Cumhuriyet Kuruldu mu?

20 Ekim 2014 Pazartesi

Epey zaman önce yine bu köşede “Cumhuriyet Nasıl Kuruldu?” başlıklı bir yazı kaleme almıştım.
İyi hatırlıyorum. O yazıyı yazarken, bir zamanlar bu topraklarda bir cumhuriyetin kurulduğundan emindim. Peki, ya şimdi? Elbet yine eminim. 29 Ekim 1923 diye bir tarihte bu topraklarda “Cumhuriyet” diye bir şey kurulmuştu. Yani bu, kesin. Ama kurulduktan, hele de kurucusunun 10 Kasım 1938’de ölümünden sonra, o cumhuriyeti ayakta tutmak için her şey yapıldı mı? Yaptık mı? İşte artık bundan emin değilim.
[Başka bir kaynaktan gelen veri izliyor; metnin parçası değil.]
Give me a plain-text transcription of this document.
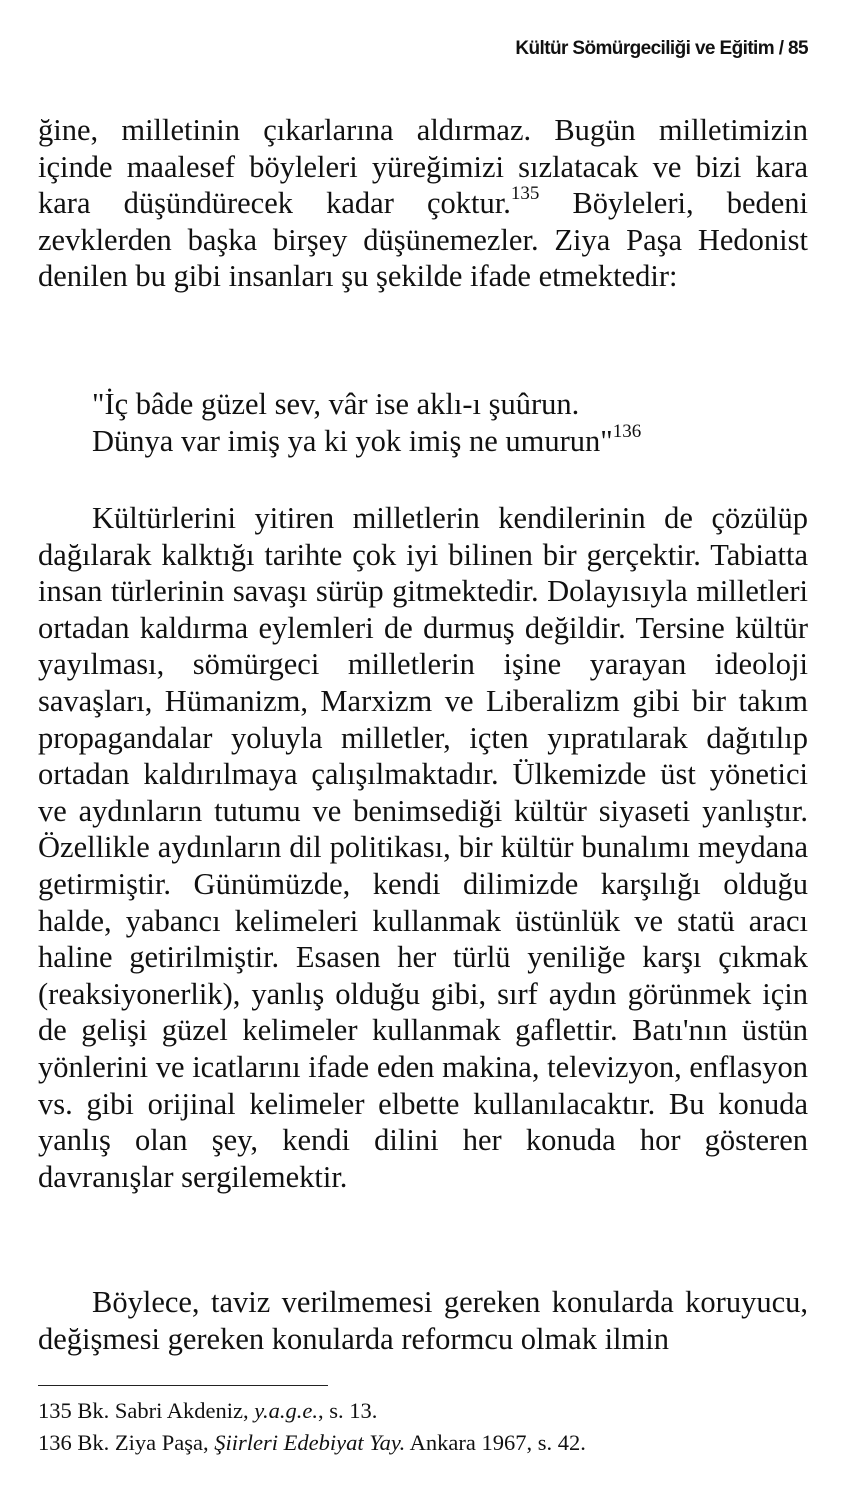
Kültür Sömürgeciliği ve Eğitim / 85
ğine, milletinin çıkarlarına aldırmaz. Bugün milletimizin içinde maalesef böyleleri yüreğimizi sızlatacak ve bizi kara kara düşündürecek kadar çoktur.$^{135}$ Böyleleri, bedeni zevklerden başka birşey düşünemezler. Ziya Paşa Hedonist denilen bu gibi insanları şu şekilde ifade etmektedir:
"İç bâde güzel sev, vâr ise aklı-ı şuûrun.
Dünya var imiş ya ki yok imiş ne umurun"$^{136}$
Kültürlerini yitiren milletlerin kendilerinin de çözülüp dağılarak kalktığı tarihte çok iyi bilinen bir gerçektir. Tabiatta insan türlerinin savaşı sürüp gitmektedir. Dolayısıyla milletleri ortadan kaldırma eylemleri de durmuş değildir. Tersine kültür yayılması, sömürgeci milletlerin işine yarayan ideoloji savaşları, Hümanizm, Marxizm ve Liberalizm gibi bir takım propagandalar yoluyla milletler, içten yıpratılarak dağıtılıp ortadan kaldırılmaya çalışılmaktadır. Ülkemizde üst yönetici ve aydınların tutumu ve benimsediği kültür siyaseti yanlıştır. Özellikle aydınların dil politikası, bir kültür bunalımı meydana getirmiştir. Günümüzde, kendi dilimizde karşılığı olduğu halde, yabancı kelimeleri kullanmak üstünlük ve statü aracı haline getirilmiştir. Esasen her türlü yeniliğe karşı çıkmak (reaksiyonerlik), yanlış olduğu gibi, sırf aydın görünmek için de gelişi güzel kelimeler kullanmak gaflettir. Batı'nın üstün yönlerini ve icatlarını ifade eden makina, televizyon, enflasyon vs. gibi orijinal kelimeler elbette kullanılacaktır. Bu konuda yanlış olan şey, kendi dilini her konuda hor gösteren davranışlar sergilemektir.
Böylece, taviz verilmemesi gereken konularda koruyucu, değişmesi gereken konularda reformcu olmak ilmin
135 Bk. Sabri Akdeniz, y.a.g.e., s. 13.
136 Bk. Ziya Paşa, Şiirleri Edebiyat Yay. Ankara 1967, s. 42.
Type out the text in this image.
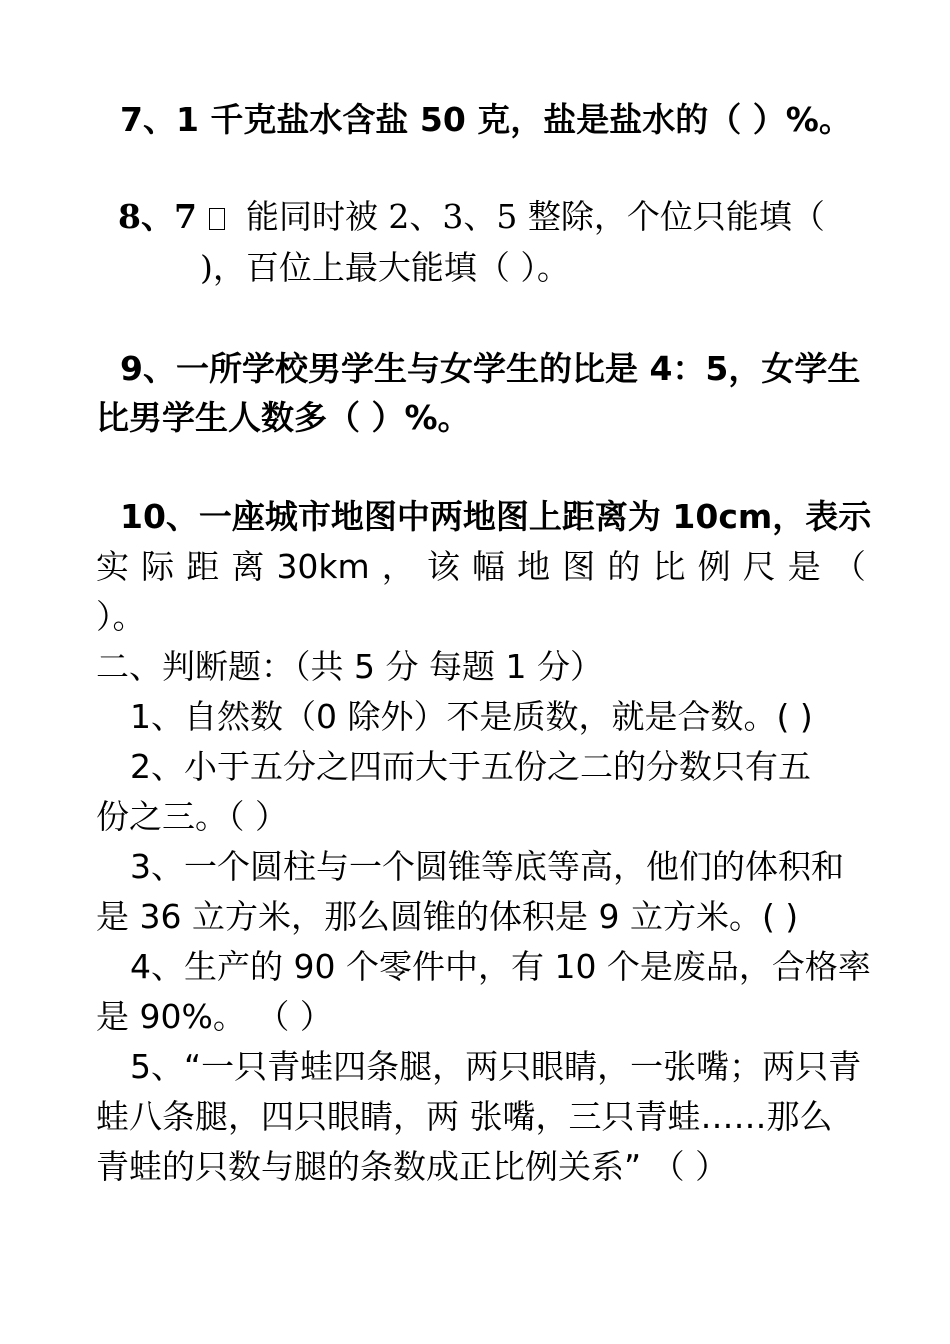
7、1 千克盐水含盐 50 克，盐是盐水的（ ）%。
8、7 能同时被 2、3、5 整除，个位只能填（
)，百位上最大能填（ ）。
9、一所学校男学生与女学生的比是 4：5，女学生
比男学生人数多（ ）%。
10、一座城市地图中两地图上距离为 10cm，表示
实 际 距 离 30km ， 该 幅 地 图 的 比 例 尺 是 （
）。
二、判断题：（共 5 分 每题 1 分）
1、自然数（0 除外）不是质数，就是合数。( )
2、小于五分之四而大于五份之二的分数只有五
份之三。（ ）
3、一个圆柱与一个圆锥等底等高，他们的体积和
是 36 立方米，那么圆锥的体积是 9 立方米。( )
4、生产的 90 个零件中，有 10 个是废品，合格率
是 90%。 （ ）
5、“一只青蛙四条腿，两只眼睛，一张嘴；两只青
蛙八条腿，四只眼睛，两 张嘴，三只青蛙……那么
青蛙的只数与腿的条数成正比例关系” （ ）
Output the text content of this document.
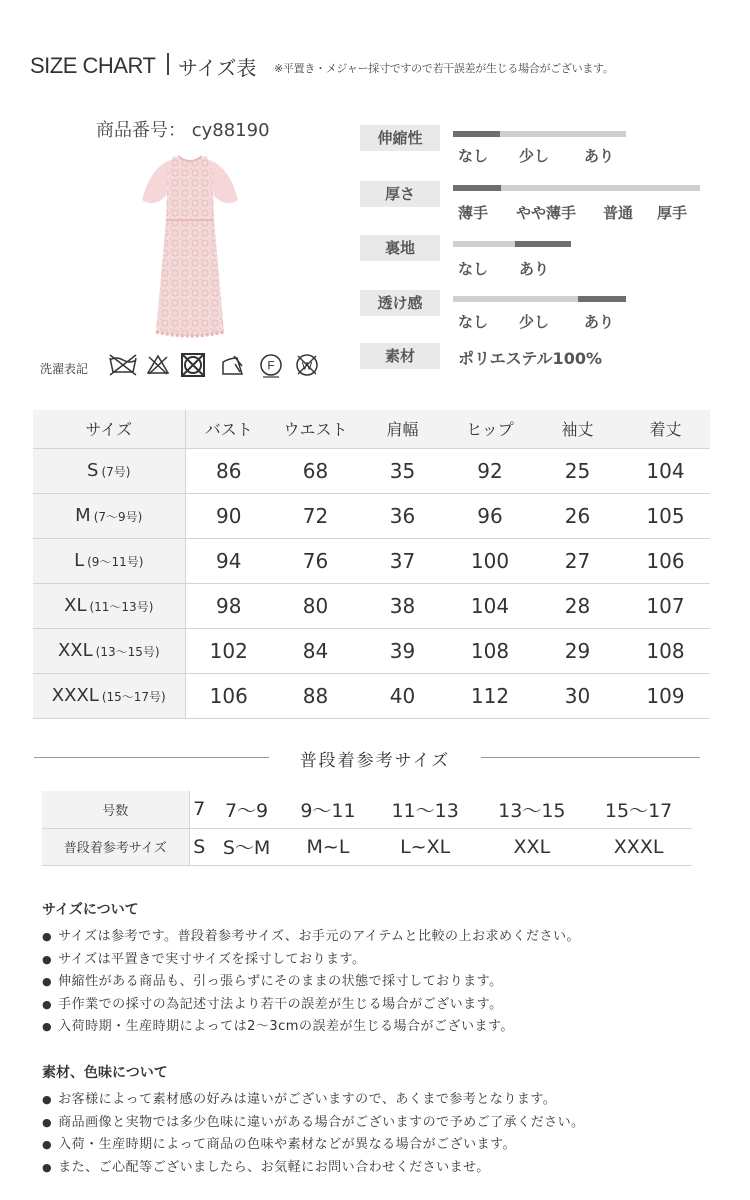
SIZE CHART サイズ表 ※平置き・メジャー採寸ですので若干誤差が生じる場合がございます。
商品番号： cy88190
洗濯表記	F W
伸縮性
なし 少し あり
厚さ
薄手 やや薄手 普通 厚手
裏地
なし あり
透け感
なし 少し あり
素材	ポリエステル100%
サイズ	バスト	ウエスト	肩幅	ヒップ	袖丈	着丈
S (7号)	86	68	35	92	25	104
M (7〜9号)	90	72	36	96	26	105
L (9〜11号)	94	76	37	100	27	106
XL (11〜13号)	98	80	38	104	28	107
XXL (13〜15号)	102	84	39	108	29	108
XXXL (15〜17号)	106	88	40	112	30	109
普段着参考サイズ
号数	7	7〜9	9〜11	11〜13	13〜15	15〜17
普段着参考サイズ	S	S〜M	M~L	L~XL	XXL	XXXL
サイズについて
● サイズは参考です。普段着参考サイズ、お手元のアイテムと比較の上お求めください。
● サイズは平置きで実寸サイズを採寸しております。
● 伸縮性がある商品も、引っ張らずにそのままの状態で採寸しております。
● 手作業での採寸の為記述寸法より若干の誤差が生じる場合がございます。
● 入荷時期・生産時期によっては2〜3cmの誤差が生じる場合がございます。
素材、色味について
● お客様によって素材感の好みは違いがございますので、あくまで参考となります。
● 商品画像と実物では多少色味に違いがある場合がございますので予めご了承ください。
● 入荷・生産時期によって商品の色味や素材などが異なる場合がございます。
● また、ご心配等ございましたら、お気軽にお問い合わせくださいませ。
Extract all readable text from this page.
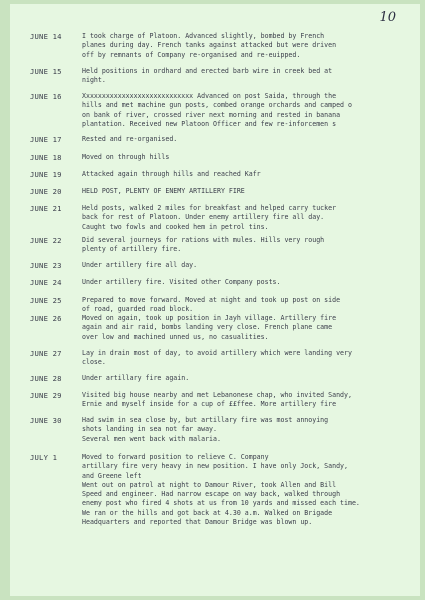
10
JUNE 14	I took charge of Platoon. Advanced slightly, bombed by French
planes during day. French tanks against attacked but were driven
off by remnants of Company re-organised and re-euipped.
JUNE 15	Held positions in ordhard and erected barb wire in creek bed at
night.
JUNE 16	Xxxxxxxxxxxxxxxxxxxxxxxxxxxx Advanced on post Saida, through the
hills and met machine gun posts, combed orange orchards and camped o
on bank of river, crossed river next morning and rested in banana
plantation. Received new Platoon Officer and few re-inforcemen s
JUNE 17	Rested and re-organised.
JUNE 18	Moved on through hills
JUNE 19	Attacked again through hills and reached Kafr
JUNE 20	HELD POST, PLENTY OF ENEMY ARTILLERY FIRE
JUNE 21	Held posts, walked 2 miles for breakfast and helped carry tucker
back for rest of Platoon. Under enemy artillery fire all day.
Caught two fowls and cooked hem in petrol tins.
JUNE 22	Did several journeys for rations with mules. Hills very rough
plenty of artillery fire.
JUNE 23	Under artillery fire all day.
JUNE 24	Under artillery fire. Visited other Company posts.
JUNE 25	Prepared to move forward. Moved at night and took up post on side
of road, guarded road block.
JUNE 26	Moved on again, took up position in Jayh village. Artillery fire
again and air raid, bombs landing very close. French plane came
over low and machined unned us, no casualities.
JUNE 27	Lay in drain most of day, to avoid artillery which were landing very
close.
JUNE 28	Under artillary fire again.
JUNE 29	Visited big house nearby and met Lebanonese chap, who invited Sandy,
Ernie and myself inside for a cup of ££ffee. More artillery fire
JUNE 30	Had swim in sea close by, but artillary fire was most annoying
shots landing in sea not far away.
Several men went back with malaria.
JULY 1	Moved to forward position to relieve C. Company
artillary fire very heavy in new position. I have only Jock, Sandy,
and Greene left
Went out on patrol at night to Damour River, took Allen and Bill
Speed and engineer. Had narrow escape on way back, walked through
enemy post who fired 4 shots at us from 10 yards and missed each time.
We ran or the hills and got back at 4.30 a.m. Walked on Brigade
Headquarters and reported that Damour Bridge was blown up.
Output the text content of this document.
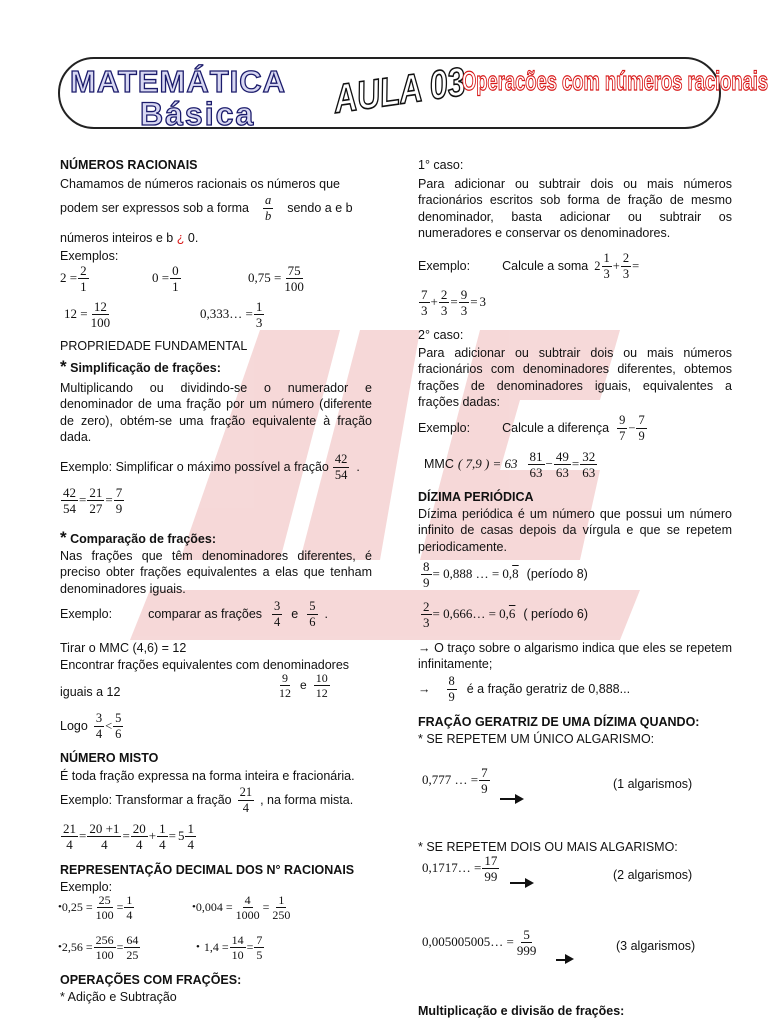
MATEMÁTICA
Básica AULA 03
Operacões com números racionais
NÚMEROS RACIONAIS
Chamamos de números racionais os números que
podem ser expressos sob a forma
a
b
sendo a e b
números inteiros e b ¿ 0.
Exemplos:
$2 = \frac{2}{1}$	$0 = \frac{0}{1}$	$0,75 = \frac{75}{100}$
$12 = \frac{12}{100}$	0,333… = $\frac{1}{3}$
PROPRIEDADE FUNDAMENTAL
* Simplificação de frações:
Multiplicando ou dividindo-se o numerador e denominador de uma fração por um número (diferente de zero), obtém-se uma fração equivalente à fração dada.
Exemplo: Simplificar o máximo possível a fração
42
54
.
$\frac{42}{54} = \frac{21}{27} = \frac{7}{9}$
* Comparação de frações:
Nas frações que têm denominadores diferentes, é preciso obter frações equivalentes a elas que tenham denominadores iguais.
Exemplo:	comparar as frações
3
4
e
5
6
.
Tirar o MMC (4,6) = 12
Encontrar frações equivalentes com denominadores
iguais a 12
9
12
e 10
12
Logo
3
4
<
5
6
NÚMERO MISTO
É toda fração expressa na forma inteira e fracionária.
Exemplo: Transformar a fração
21
4
, na forma mista.
$\frac{21}{4} = \frac{20 +1}{4} = \frac{20}{4} + \frac{1}{4} = 5$ 1
4
REPRESENTAÇÃO DECIMAL DOS N° RACIONAIS
Exemplo:
• $0,25 = \frac{25}{100} = \frac{1}{4}$	• $0,004 = \frac{4}{1000} = \frac{1}{250}$
• $2,56 = \frac{256}{100} = \frac{64}{25}$	• $1,4 = \frac{14}{10} = \frac{7}{5}$
OPERAÇÕES COM FRAÇÕES:
* Adição e Subtração
1° caso:
Para adicionar ou subtrair dois ou mais números fracionários escritos sob forma de fração de mesmo denominador, basta adicionar ou subtrair os numeradores e conservar os denominadores.
Exemplo:	Calcule a soma 2
1
3
+ $\frac{2}{3}$ =
7
3
+ $\frac{2}{3} = \frac{9}{3} = 3$
2° caso:
Para adicionar ou subtrair dois ou mais números fracionários com denominadores diferentes, obtemos frações de denominadores iguais, equivalentes a frações dadas:
Exemplo:	Calcule a diferença
9
7
− $\frac{7}{9}$
MMC ( 7,9 ) = 63 81
63
− $\frac{49}{63} = \frac{32}{63}$
DÍZIMA PERIÓDICA
Dízima periódica é um número que possui um número infinito de casas depois da vírgula e que se repetem periodicamente.
$\frac{8}{9} = 0,888$ … = 0, 8 (período 8)
$\frac{2}{3}$ = 0,666… = 0, 6 ( período 6)
→ O traço sobre o algarismo indica que eles se repetem infinitamente;
→
8
9
é a fração geratriz de 0,888...
FRAÇÃO GERATRIZ DE UMA DÍZIMA QUANDO:
* SE REPETEM UM ÚNICO ALGARISMO:
0,777 … = $\frac{7}{9}$	(1 algarismos)
* SE REPETEM DOIS OU MAIS ALGARISMO:
0,1717… = $\frac{17}{99}$	(2 algarismos)
0,005005005… = $\frac{5}{999}$	(3 algarismos)
Multiplicação e divisão de frações:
Çünkü kuruluşunun 91. yıldönümünde “devlet ricali” için düzenlenen resmi kutlama ilk kez Çankaya’da değil, fakat Cumhuriyetinin kurucusunun diktirdiği ağaçlar kesildikten sonra yapılan ve “resepsiyon” davetiyesinde yeri “Beştepe” diye belirtilen, üç yüz bin metrekareye yayılan bir ucube’de kutlanıyor. Davet sahibi ise artık “cumhuriyet” sözcüğüne yer verilmeden belirtilmiş: “Türkiye Cumhurbaşkanı …
Yani, kuruluşundan 91 yıl sonra, devletin adı da değişmiş. Çünkü sınırları içersinde yaşadığımız bu devletin resmi adı, TÜRKİYE CUMHURİYETİ’dir. Kim bilir, belki birkaç yıl içersinde bu davetiyelerde bir değişiklik daha yapılıp, davetin sahibi için yalnızca DEVLET BAŞKANI nitelendirmesi kullanılacaktır.

Uygundur.
Amaca daha uygun düşer.
Çünkü amaç, bütün yaptıkları ve bütün bıraktıkları ile birlikte, Mustafa Kemal Atatürk adlı birinin tasfiyesidir.
Unutturulmasıdır.
Adım adım. Ve her adımda birkaç kaşık.
İşe önce başka bazı yıldönümleri ile başlandı. Örneğin 19 Mayıs’lar gibi. Sudan nedenlerle kutlamamak falan. Derken sıra, bir zamanların Köy Enstitüleri devriminin karşıdevrimi olan imam hatip okulları hegemonyasına geldi. Bu hepsinden önemliydi. Çünkü Mustafa Kemal, sadece bu ülkenin yakın tarihinde yaşamış ve hepimiz gibi ölümlü olan birinin adı değildi. O yakın tarih içersinden ve bir imparatorluğun yıkılma sürecinden, eşsiz bir Milli Mücadele’den, bir Cumhuriyetin kuruluşundan ve nihayet bir dizi çağdaşlık devriminden süzülüp gelen bir DÜŞÜNCENİN adıydı. Zaten en “zararlı” yanı da buydu.
O yüzden düşünce ve simgeleri sona bırakıldı. En köklü tasfiyeyi en köktenci biçimde gerçekleştirebilmek için.
Çankaya da bu simgelerden biriydi. Elli yedi yıllık bir hayata sığdırılmış gerçek bir sonsuzluğun simgesiydi.
Bu yazıyı daha fazla uzatmak istemiyorum. Çünkü içim bulanmaya başladı. Yazımı, önce “İkinci Cumhuriyetçi”lere, ardından da “Yetmez ama evet”çilere sonsuz teşekkürlerimi sunarak noktalamak istiyorum!